Aradan yıllar geçmiş. Genç padişah, kendisini bildirmeden, babasına bir mektup göndererek, memleketine davet etmiş. Babası, komşu bir memleket padişahından gelen daveti kabul etmiş. Gezip eğlenmeyi çok sevdiği için, bir tabur askerle birlikte hemen ziyarete gelmiş. Genç padişah bıyık ve sakal bıraktığı için, ilk karşılaştıkları zaman babasının kendisini tanımadığını hissedince, pek sevinmiş. Bu arada misafirleri için de çok güzel yemekler hazırlatmış, fakat hiçbirine tuz koydurmamış.
Ne ise, akşam yemeğini yemişler. Misafir padişah yemekleri çok beğenmiş ama, tuzsuz oluşuna hayret etmiş. İçine baygınlıklar geldiği halde, hiçbir şey söylememiş.
Ertesi gün, askerlerini dolaşmış. Hatırlarını sormuş. Onlar da yemeklerin tuzsuz oluşundan şikâyet etmişler.
O gün öğle yemeğine sıra gelmiş. Yemekler yine tuzsuzmuş. Misafir padişah dayanamamış “Sizin memlekette tuz bulunmaz mı?” diye sormuş.
Genç padişah, gülerek “Elbette bulunur” diye cevap vermiş. “Hem o kadar çoktur ki, bütün dünyaya tuz buradan gider.”
Bu cevaba büsbütün şaşıran padişah “İyi ama,” demiş, “bütün yemekleriniz tuzsuz. Sebebi nedir?”
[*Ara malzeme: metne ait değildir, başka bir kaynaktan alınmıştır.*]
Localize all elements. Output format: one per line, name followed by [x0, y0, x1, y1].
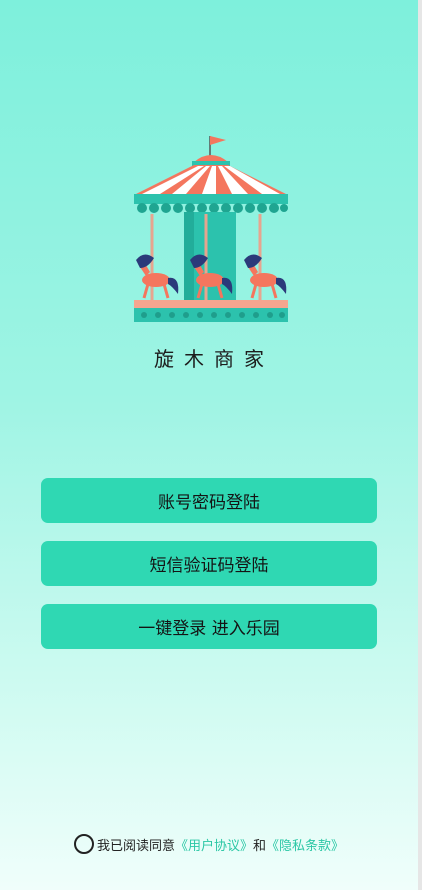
- user-agreement-link[interactable]: 《用户协议》: [175, 835, 253, 854]
- unchecked-circle-icon[interactable]: [73, 834, 94, 854]
- sms-code-login-label: 短信验证码登陆: [149, 556, 269, 576]
- account-password-login-button[interactable]: 账号密码登陆: [41, 478, 377, 523]
- account-password-login-label: 账号密码登陆: [158, 493, 260, 513]
- privacy-policy-link[interactable]: 《隐私条款》: [266, 835, 344, 854]
- agreement-prefix: 我已阅读同意: [96, 838, 175, 854]
- agreement-conjunction: 和: [253, 838, 267, 854]
- one-key-login-label: 一键登录 进入乐园: [138, 619, 280, 639]
- sms-code-login-button[interactable]: 短信验证码登陆: [41, 541, 377, 586]
- app-name: 旋木商家: [154, 347, 274, 371]
- agreement-row: 我已阅读同意 《用户协议》 和 《隐私条款》: [0, 834, 418, 854]
- window-edge: [418, 0, 422, 890]
- one-key-login-button[interactable]: 一键登录 进入乐园: [41, 604, 377, 649]
- carousel-logo-icon: [128, 132, 294, 328]
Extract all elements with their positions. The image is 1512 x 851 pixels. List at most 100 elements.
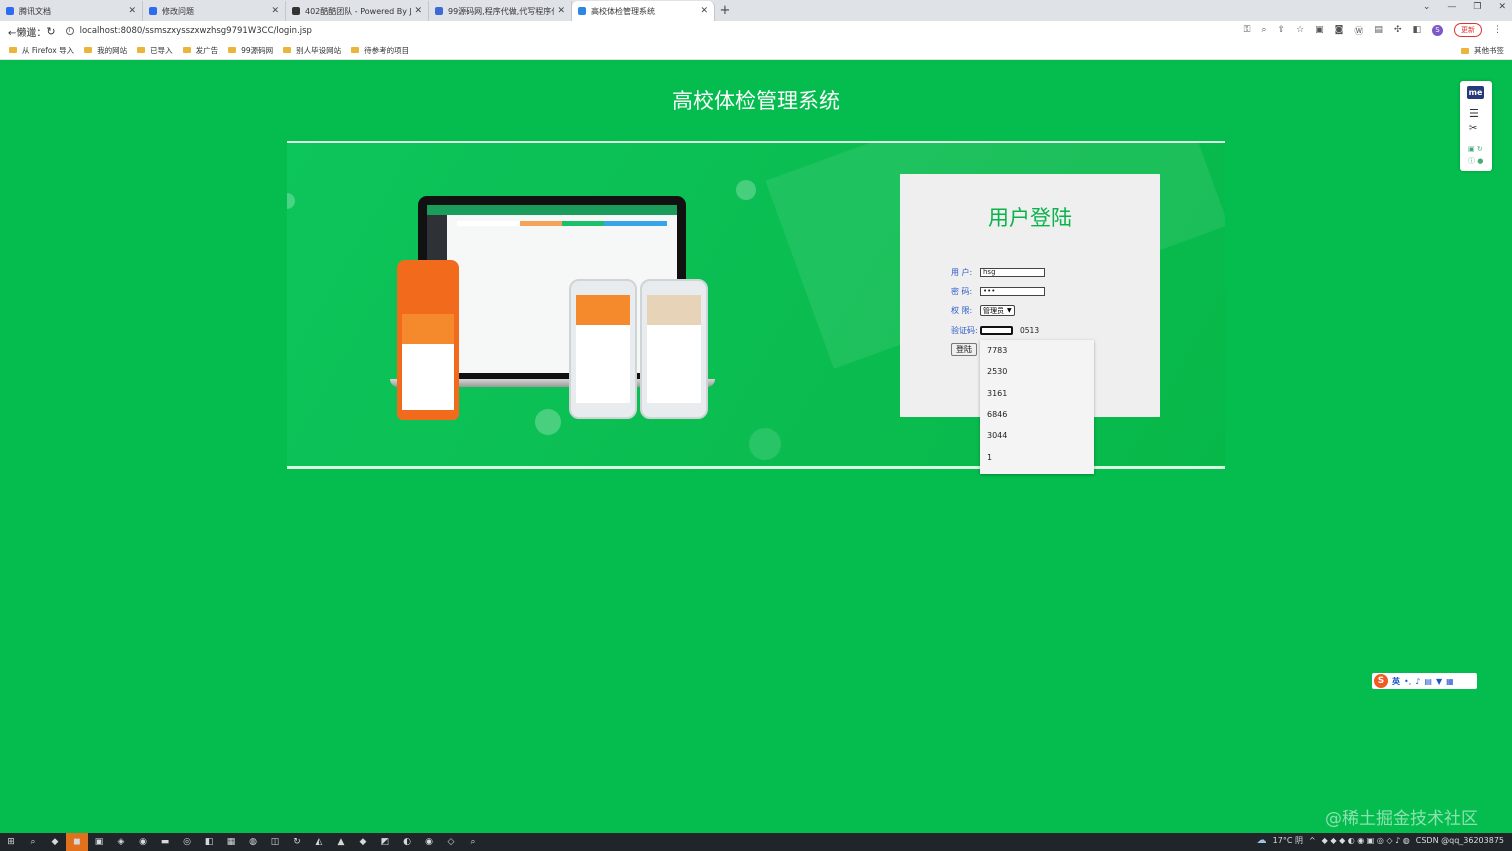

Genç padişah bu sefer “Sizin tuzu hiç sevmediğinizi, yemeklerinize koydurmadığınızı söylediler de,” demiş, “onun için koydurmadım.”
Padişah, derhal atılmış:
“Katiyen efendim,” demiş, “yanlış söylemişler. Tuzsuz hayat mı olurmuş? Ben tuzu çok severim.”
O zaman, genç padişah, gülerek “Ama,” demiş, “küçük oğlunuz size: ‘Ben seni tuz kadar severim’ dediği zaman, onu cellatlara teslim etmiştiniz?”
Bu söz üzerine, padişah, kendine gelmiş. Karşısındaki genç padişaha dikkatle bakınca, oğlunu tanımış. Arkasından da gözlerinden iki damla yaş yuvarlanmaya başlamış.
Hemen onu cellatlara verdiği gün ne kadar pişman olduğunu hatırlamış. Çünkü ne olursa olsun baba olduğu için tüm evlatlarını çok seviyormuş.
Ayağa kalkmış karşısında gülümseyerek duran oğluna sımsıkı sarılmış ve “Canım oğlum, meğer sen ne kadar da haklıymışsın. Gerçekten de tuzsuz hiçbir yemeğin tadı olmuyor. Hadi gel ülkemize, evimize geri dönelim” demiş.
Ancak genç padişah “Babacığım, sen ülkende mutlu ve bahtiyar yaşa. Ben bu ülkenin padişahıyım artık, burada kalmalıyım ve halkıma hizmet etmeliyim” demiş.
Sonra da iki ülke birlik, barış ve sevgi üzerine kurdukları dostlukla yaşayıp gitmişler.